I excused myself and stepped out on the small dance floor where I began to do the modified neo-lindy hop that passed for swing dancing in the post-hippie era. This is not the easiest thing to do without a partner. I looked completely spastic but I didn’t care what these people thought. Two taps of the left foot, two taps of the right, and I swung my arms around and spun, accidentally slapping the woman next to me hard across the face with the back of my hand. Her boyfriend took exception to this and smashed his fist into my chin, causing me to crash into a table where another couple was sitting. I heard breaking glass and the girl—blond, topsiders, and a tight red Lacoste shirt that encased striving breasts—swore loudly. As I was trying to stand, the bouncer grabbed my elbow. He was a gorilla in a Bruins jersey and when he escorted me outside, I made sure to tell him the Bruins sucked. Maybe that’s why he threw me to the pavement and kicked me in the gut.
I was spitting tequila-flavored stomach juice out of my mouth when I looked up and saw Margaret staring at me as if I were a traffic accident. I asked if she’d like a ride home but she told me she had already called her jailbird brother and he was on his way. This did not sound promising. I had no intention of meeting him so I said I’d call her and lurched toward my car.
Unsure of the way home, I gunned the Peugeot into the night. One turn, then another—in complete control of the car, thank you very much—and I found myself in Hyannisport. Traffic was remarkably light, and all going in the other direction. I was quite pleased with myself. The alcohol coursing through my bloodstream coated the recent events in a patina of hazy amusement, and I ascribed the evening to experience, a story I would tell the three guys from school with whom I was sharing a ramshackle garage apartment. Tomorrow, I surmised—ever the optimist—would be a better day. The flashing red and blue lights in my rearview mirror put a toe tag on that thought. I cursed under my breath and pulled over.
A bright light shone in my eyes. I squinted. “Can I help you, officer?” I asked.
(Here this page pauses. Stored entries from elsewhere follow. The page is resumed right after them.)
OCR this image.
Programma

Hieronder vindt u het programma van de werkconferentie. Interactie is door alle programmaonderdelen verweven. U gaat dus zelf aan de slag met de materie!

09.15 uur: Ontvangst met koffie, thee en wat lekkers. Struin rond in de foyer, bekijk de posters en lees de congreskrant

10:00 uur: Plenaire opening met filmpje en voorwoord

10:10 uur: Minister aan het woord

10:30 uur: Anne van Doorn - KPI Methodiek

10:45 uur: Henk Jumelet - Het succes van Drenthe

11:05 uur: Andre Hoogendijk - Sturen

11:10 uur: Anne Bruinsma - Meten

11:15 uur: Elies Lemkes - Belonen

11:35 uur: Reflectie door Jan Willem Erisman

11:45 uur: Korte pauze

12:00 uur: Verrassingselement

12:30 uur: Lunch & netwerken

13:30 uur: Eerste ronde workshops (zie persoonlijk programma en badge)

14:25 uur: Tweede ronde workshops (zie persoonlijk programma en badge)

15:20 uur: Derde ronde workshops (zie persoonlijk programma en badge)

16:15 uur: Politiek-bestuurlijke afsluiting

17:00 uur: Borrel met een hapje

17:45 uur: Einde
The cop was young, in his twenties. He had pasty white skin and black hair, cut short. As he scoured the interior of the car with his flashlight it occurred to me that I might be more inebriated than I realized. He asked for my license and registration. I handed them to him with the most helpful-seeming alacrity. If I could convey the essential sweet harmlessness of my nature, I knew he would just wave me along.
“You know where you are?”
“Hyannisport.”
“This is a one-way street, and you’re driving the wrong way,” he said, to my immense chagrin. Then he ordered me out of the car where, beside the curb, illuminated by the headlights of the patrol car, I performed the DUI ballet: walk in a straight line one foot directly in front of the other, touch your nose, turn around, and repeat. I executed it perfectly. So I was stunned when he told me to place my hands behind my back.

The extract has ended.